3.3. Comparison with Prior Works
Compared to earlier studies using only ICP or image-based registration, our proposed method produces lower error under occlusion and deformation while keeping operational latency low. Many image-based or classical registration methods show errors >2 mm when scene conditions worsen. Our ~1.6-2.2 mm error under harsh conditions is an improvement. Also, frame rates above 20 fps with latency under 50 ms are rare in comparable studies, but necessary for surgical usability. The animal-based AR spine navigation paper [
14] reported errors around 1.0-1.5 mm and frame rates in the 20-fps range.
3.4. Limitations and Future Directions
This study uses hypothetical frames similar in nature to our data but may not cover all intraoperative variability.

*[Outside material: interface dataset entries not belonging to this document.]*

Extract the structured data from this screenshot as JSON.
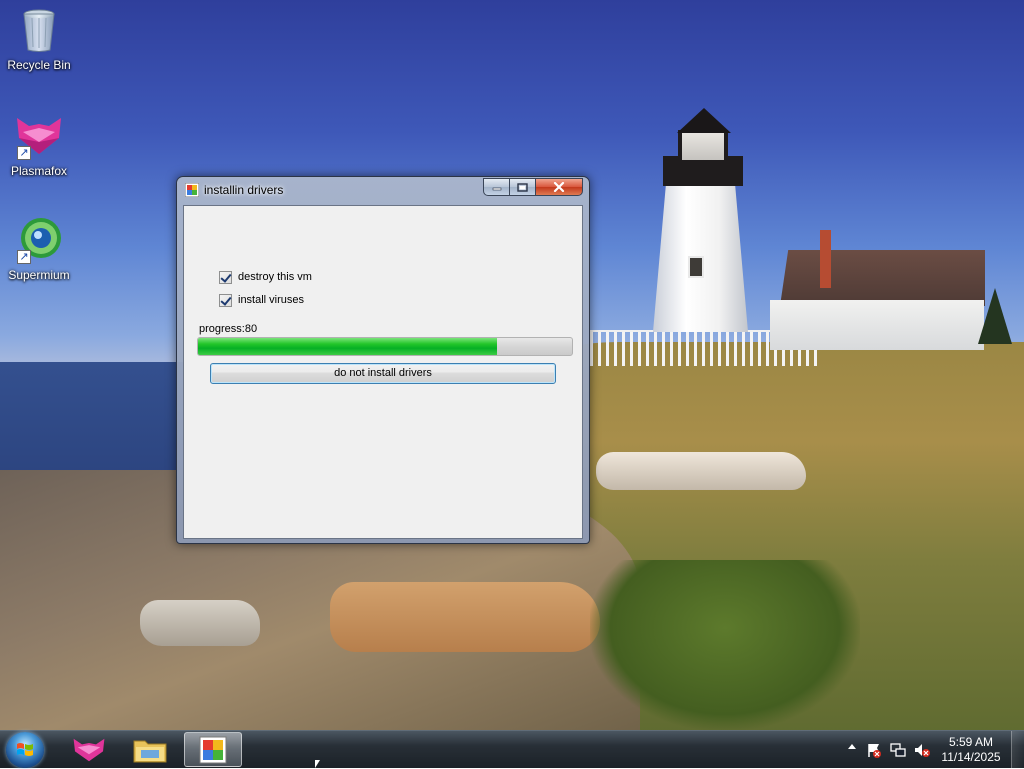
{
  "desktop": {
    "icons": [
      {
        "label": "Recycle Bin",
        "icon": "recycle-bin-icon"
      },
      {
        "label": "Plasmafox",
        "icon": "plasmafox-icon"
      },
      {
        "label": "Supermium",
        "icon": "supermium-icon"
      }
    ]
  },
  "dialog": {
    "title": "installin drivers",
    "icon": "winforms-app-icon",
    "checkboxes": [
      {
        "label": "destroy this vm",
        "checked": true
      },
      {
        "label": "install viruses",
        "checked": true
      }
    ],
    "progress_label": "progress:80",
    "progress_value": 80,
    "progress_max": 100,
    "button_label": "do not install drivers",
    "caption_buttons": {
      "minimize": "minimize-icon",
      "maximize": "maximize-icon",
      "close": "close-icon"
    }
  },
  "taskbar": {
    "pinned": [
      {
        "name": "plasmafox-taskbar",
        "icon": "plasmafox-icon"
      },
      {
        "name": "explorer-taskbar",
        "icon": "folder-icon"
      },
      {
        "name": "app-taskbar",
        "icon": "winforms-app-icon",
        "active": true
      }
    ],
    "clock": {
      "time": "5:59 AM",
      "date": "11/14/2025"
    },
    "tray_icons": [
      "action-center-flag-icon",
      "network-icon",
      "volume-muted-icon"
    ]
  },
  "colors": {
    "progress_green": "#06b025",
    "close_red": "#c2371b",
    "button_focus_border": "#3c7fb1"
  }
}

Conditions like smoke, sudden tissue deformation, or abrupt bleeding were not fully modeled. GAN-based augmentation helps but may introduce domain gaps. Also, baseline ICP latency (~70 ms) is high for real surgery. Future work should include live human data, further reduce latency using optimized architectures or pruning, validate robustness under more severe occlusion (like full tool obstruction), and evaluate generalization to different organ types and endoscope models.
4. Conclusions
This study introduced an AI-enhanced depth-based augmented reality (AR) tracking system for complex surgical navigation, integrating CNN-LSTM hybrid models with GAN-based augmentation for robust motion prediction and depth map denoising. The proposed method significantly improved tracking accuracy, reducing mean error from 2.5 mm to 1.0 mm while maintaining a real-time frame rate of 24 fps and latency under 45 ms. The system demonstrated increased robustness, with occlusion resilience improving by 40%. These advancements offer a promising path toward real-time, accurate AR navigation in complex surgeries like liver resections, where traditional methods often fail under occlusion and organ deformation. Despite its successes, the study's limitations include the reliance on synthetic data augmentation and the absence of diverse real-time clinical conditions. Future work should aim to validate the system in live clinical settings with a broader range of surgeries and environments to further establish its reliability and generalizability.